Her ultimate goal is to change the current narrative in Australian Aboriginal and Torres Strait Islander nutrition research, and peer mentoring, along with changing the way we speak about Aboriginal food and nutrition, is one way in which that can be achieved.
“Currently the discourse around Aboriginal people's nutrition is very deficit based – it’s focused on what people perceive is wrong. It doesn't recognise the impact of colonisation on nutrition,” Dr Wilson says.
“It never takes into account the denial of access to traditional foods, the way food has been used as a form of social control, rationing, even genocide, where food and water have been used to poison Aboriginal people.”

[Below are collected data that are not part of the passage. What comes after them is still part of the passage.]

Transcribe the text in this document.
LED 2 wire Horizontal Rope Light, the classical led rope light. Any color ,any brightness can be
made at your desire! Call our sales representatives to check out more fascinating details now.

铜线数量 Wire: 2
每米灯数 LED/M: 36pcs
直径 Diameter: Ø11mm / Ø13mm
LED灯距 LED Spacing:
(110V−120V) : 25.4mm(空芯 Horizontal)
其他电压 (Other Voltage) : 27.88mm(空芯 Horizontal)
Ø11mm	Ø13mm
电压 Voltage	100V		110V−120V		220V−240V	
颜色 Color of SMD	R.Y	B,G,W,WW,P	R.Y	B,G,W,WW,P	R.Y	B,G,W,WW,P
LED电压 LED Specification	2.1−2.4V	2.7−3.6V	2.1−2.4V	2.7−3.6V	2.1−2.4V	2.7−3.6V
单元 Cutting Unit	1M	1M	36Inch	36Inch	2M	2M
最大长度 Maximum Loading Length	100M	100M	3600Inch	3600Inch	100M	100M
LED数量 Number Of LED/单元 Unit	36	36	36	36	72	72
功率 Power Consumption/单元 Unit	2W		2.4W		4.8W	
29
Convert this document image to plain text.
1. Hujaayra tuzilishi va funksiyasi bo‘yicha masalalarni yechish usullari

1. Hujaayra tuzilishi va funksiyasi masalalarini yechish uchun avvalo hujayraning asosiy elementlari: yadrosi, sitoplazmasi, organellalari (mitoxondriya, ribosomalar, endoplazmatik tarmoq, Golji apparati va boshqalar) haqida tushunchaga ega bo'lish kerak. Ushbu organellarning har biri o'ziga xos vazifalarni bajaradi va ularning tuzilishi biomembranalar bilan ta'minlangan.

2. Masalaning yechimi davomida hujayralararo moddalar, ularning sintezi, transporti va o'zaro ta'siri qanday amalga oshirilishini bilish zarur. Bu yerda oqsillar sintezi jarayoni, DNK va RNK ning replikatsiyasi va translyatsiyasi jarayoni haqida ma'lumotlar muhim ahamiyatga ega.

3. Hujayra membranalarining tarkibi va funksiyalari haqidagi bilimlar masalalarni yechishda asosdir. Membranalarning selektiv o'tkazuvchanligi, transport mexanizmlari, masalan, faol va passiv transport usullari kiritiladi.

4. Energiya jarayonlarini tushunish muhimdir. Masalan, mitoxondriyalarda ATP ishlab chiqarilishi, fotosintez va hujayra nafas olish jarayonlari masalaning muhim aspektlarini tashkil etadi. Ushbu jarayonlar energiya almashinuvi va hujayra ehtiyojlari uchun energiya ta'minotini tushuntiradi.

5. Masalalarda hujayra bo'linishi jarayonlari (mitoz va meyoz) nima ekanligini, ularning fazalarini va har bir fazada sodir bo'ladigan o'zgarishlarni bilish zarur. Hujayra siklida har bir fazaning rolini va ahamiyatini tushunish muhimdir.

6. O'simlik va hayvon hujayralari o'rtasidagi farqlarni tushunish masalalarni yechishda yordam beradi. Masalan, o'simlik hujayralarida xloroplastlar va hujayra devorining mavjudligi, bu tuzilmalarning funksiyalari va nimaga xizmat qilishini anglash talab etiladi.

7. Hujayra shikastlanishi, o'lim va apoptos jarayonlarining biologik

Then there are the more contemporary challenges such as lack of availability of fresh, affordable food in remote communities. So that ongoing colonial impact on food is not recognised widely.
“So we argue in our work that we need to shift that narrative, that it needs to be strengths-based,” says Dr Wilson.
Dr Wilson points to the understanding that before colonisation, Aboriginal people were not living a simplistic ‘hunter-gatherer’ existence as often portrayed, but a very complex ecological lifestyle involving sophisticated agricultural practices.
“That is just not acknowledged when we consider food and nutrition in the context of Aboriginal people.”
Dr Wilson says she knows of no other program like it in Australia, but given the nature of the topic, which is not widely understood, there are challenges in obtaining funding.
“Often in public health, we have this set idea of what we see as the problem, but I am advocating that we need to shift the lens or see the issue from another perspective,” Dr Wilson says.
“And in relation to this work, instead of always focusing on problematising Aboriginal people's health, it's about shifting the lens back onto the white health professional and their own attitudes, biases and values, and how that affects how they work.”
Dr Wilson's earlier work involved interviewing many non-Aboriginal health professionals working in Aboriginal health. As a result, she developed a continuum based on how effectively they were practising.
“This continuum started with those who felt totally at a loss to those who were really scared of, for example, being perceived as being racist,” Dr Wilson says.
“There were those who thought it was too hard and just disengaged, but there were those who I called barrier-breakers who, regardless of all of those challenges, just went ahead and did it anyway. They had the most effective practice and were most aware of their own position as non-Aboriginal people.”
Dr Wilson admits that the changes in approach and attitude she is proposing can be hard for some people.
“It requires a whole lot of skills that people don't necessarily have intuitively. And that's things like valuing multiple perspectives and knowledge, being able to be reflexive, having a willingness to sit with discomfort and being okay in feeling uncomfortable and then having the courage to challenge and change that.”